You're driving down the road when your brain registers sirens behind you. You move over to the side, hoping that the patrol car will go past you, but it doesn't. You pull all the way over off the road and wonder what you did to draw the attention of a police officer.

By the time your encounter with the officer ends, you drive off with a traffic citation. Even though you don't really want to pay the cost of the ticket, you may think that doing so as quickly as possible will put this unpleasant business behind you. Before you do that, however, you may want to take the time to consider what ramifications that citation could have on your employment prospects.

It isn't that serious, is it?

Many Ohio employers run background checks on applicants. This includes a criminal history and possibly a driving history as well. Your traffic ticket could show up on either of these checks, depending on the infraction. What you may not realize is that some traffic violations are actually criminal violations.

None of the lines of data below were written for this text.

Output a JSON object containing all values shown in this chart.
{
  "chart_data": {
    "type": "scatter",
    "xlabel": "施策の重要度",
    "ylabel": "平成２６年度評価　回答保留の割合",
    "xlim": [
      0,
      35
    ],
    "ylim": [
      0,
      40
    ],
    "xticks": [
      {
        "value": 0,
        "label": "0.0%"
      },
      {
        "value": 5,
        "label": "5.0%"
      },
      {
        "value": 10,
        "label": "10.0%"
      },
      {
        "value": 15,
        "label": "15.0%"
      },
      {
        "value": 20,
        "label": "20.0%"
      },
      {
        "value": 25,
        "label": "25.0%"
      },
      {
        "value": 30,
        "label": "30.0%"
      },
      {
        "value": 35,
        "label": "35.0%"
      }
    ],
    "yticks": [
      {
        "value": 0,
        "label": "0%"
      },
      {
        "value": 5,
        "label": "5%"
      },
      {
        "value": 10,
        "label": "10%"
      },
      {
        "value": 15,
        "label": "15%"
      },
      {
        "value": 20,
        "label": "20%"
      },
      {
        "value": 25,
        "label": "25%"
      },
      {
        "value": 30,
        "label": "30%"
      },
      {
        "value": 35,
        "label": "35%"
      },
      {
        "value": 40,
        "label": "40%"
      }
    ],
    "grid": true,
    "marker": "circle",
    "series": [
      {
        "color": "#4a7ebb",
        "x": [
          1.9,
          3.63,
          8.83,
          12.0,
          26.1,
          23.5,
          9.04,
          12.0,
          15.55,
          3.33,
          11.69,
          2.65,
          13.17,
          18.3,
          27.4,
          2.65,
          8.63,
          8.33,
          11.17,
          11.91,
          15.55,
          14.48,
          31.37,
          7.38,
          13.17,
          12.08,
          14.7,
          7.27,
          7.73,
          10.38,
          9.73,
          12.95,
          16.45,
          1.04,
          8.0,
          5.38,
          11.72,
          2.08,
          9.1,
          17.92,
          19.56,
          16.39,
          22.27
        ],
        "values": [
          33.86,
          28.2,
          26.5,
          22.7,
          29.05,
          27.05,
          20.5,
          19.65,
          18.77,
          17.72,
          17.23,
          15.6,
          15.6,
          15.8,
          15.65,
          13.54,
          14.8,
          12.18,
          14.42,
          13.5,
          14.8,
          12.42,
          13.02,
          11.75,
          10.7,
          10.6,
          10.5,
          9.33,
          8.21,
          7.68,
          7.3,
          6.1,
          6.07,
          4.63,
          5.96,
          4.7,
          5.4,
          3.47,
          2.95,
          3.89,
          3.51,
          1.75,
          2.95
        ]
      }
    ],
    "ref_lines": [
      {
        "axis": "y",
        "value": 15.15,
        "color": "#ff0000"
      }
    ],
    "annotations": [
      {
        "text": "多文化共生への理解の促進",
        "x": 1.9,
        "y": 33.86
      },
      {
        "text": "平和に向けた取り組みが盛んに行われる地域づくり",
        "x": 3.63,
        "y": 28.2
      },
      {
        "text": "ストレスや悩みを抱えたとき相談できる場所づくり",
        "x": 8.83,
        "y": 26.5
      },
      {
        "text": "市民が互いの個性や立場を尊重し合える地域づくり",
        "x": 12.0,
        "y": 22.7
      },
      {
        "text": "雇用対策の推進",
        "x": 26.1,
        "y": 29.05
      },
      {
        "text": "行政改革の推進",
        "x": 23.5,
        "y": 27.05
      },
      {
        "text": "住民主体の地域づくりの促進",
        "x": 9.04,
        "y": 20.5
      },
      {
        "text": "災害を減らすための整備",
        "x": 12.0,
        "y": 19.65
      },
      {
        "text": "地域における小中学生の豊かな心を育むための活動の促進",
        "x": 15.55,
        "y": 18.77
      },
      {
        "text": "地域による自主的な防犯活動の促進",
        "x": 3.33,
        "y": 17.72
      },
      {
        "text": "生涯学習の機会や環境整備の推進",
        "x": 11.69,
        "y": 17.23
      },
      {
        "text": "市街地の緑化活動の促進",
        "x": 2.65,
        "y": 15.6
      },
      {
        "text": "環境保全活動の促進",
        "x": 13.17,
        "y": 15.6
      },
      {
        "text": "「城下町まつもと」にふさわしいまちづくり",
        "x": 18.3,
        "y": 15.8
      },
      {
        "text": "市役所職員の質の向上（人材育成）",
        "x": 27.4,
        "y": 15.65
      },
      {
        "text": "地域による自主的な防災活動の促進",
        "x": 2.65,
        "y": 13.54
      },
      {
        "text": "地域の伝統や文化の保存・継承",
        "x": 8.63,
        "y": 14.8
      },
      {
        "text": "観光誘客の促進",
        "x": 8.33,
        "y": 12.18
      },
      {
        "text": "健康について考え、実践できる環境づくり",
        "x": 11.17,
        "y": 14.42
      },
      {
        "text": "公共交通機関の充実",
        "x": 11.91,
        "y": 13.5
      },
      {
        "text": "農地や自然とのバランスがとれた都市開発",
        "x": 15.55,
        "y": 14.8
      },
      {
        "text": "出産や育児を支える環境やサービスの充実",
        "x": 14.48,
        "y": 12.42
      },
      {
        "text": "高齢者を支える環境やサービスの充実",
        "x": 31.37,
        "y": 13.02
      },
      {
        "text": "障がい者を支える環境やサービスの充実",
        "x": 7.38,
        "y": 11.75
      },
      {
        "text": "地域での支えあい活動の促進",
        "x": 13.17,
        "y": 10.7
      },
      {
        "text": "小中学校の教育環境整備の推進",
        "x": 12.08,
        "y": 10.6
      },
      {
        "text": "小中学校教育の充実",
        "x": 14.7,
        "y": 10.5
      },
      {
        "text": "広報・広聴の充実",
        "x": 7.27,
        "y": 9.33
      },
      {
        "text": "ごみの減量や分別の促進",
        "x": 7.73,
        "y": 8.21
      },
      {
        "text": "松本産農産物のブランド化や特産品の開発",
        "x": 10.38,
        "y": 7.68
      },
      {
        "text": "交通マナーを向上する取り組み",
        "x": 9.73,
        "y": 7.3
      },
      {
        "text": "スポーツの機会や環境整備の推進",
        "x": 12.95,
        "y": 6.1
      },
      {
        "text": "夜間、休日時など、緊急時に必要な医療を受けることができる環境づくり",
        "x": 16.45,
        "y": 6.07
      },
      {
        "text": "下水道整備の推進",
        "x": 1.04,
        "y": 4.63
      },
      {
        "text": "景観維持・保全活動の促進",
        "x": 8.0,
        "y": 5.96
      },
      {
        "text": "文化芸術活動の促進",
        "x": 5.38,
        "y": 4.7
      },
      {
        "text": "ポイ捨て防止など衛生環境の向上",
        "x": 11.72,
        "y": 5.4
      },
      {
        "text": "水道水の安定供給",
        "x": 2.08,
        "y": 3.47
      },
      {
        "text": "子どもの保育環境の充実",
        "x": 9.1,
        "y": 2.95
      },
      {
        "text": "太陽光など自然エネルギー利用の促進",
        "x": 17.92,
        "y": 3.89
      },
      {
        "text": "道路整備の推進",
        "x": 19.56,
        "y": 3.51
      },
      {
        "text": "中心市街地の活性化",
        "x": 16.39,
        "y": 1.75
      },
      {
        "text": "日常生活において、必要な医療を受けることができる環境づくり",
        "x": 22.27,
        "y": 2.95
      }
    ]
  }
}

Reckless driving, excessive speeding and the like may only result in you getting a ticket, paying a fine and adding points to your license, so it's easy to forget it is actually a criminal offense. When determining whether that traffic stop will affect your ability to obtain employment, you need to consider this possibility along with the following:

  • The more over the speed limit the ticket indicates you were going, the more serious the infraction and the more a potential employer could consider it as a mark against you. 
  • Do police officers often pull you over for traffic violations? Even minor infractions add up when an employer reviews your record and sees multiple infractions in a short time span, since it establishes a pattern of behavior that may be unwelcome.
  • The more recent the citation is, the greater the possibility is that an employer will consider it when reviewing your application.
  • If you fail to pay the fines associated with the ticket, that could also count against you with a future employer.
  • Depending on the type of job you apply for, the company may have restrictions when it comes to traffic violations, which could exclude you from employment.

For these reasons, you may want to proactively deal with the matter. Under the right circumstances, you may even keep the ticket off your record, which would provide you with the optimal result. The only way to know for sure whether it will show up on your criminal or driving record is to explore your legal options and take action before simply paying the ticket and hoping it will go away.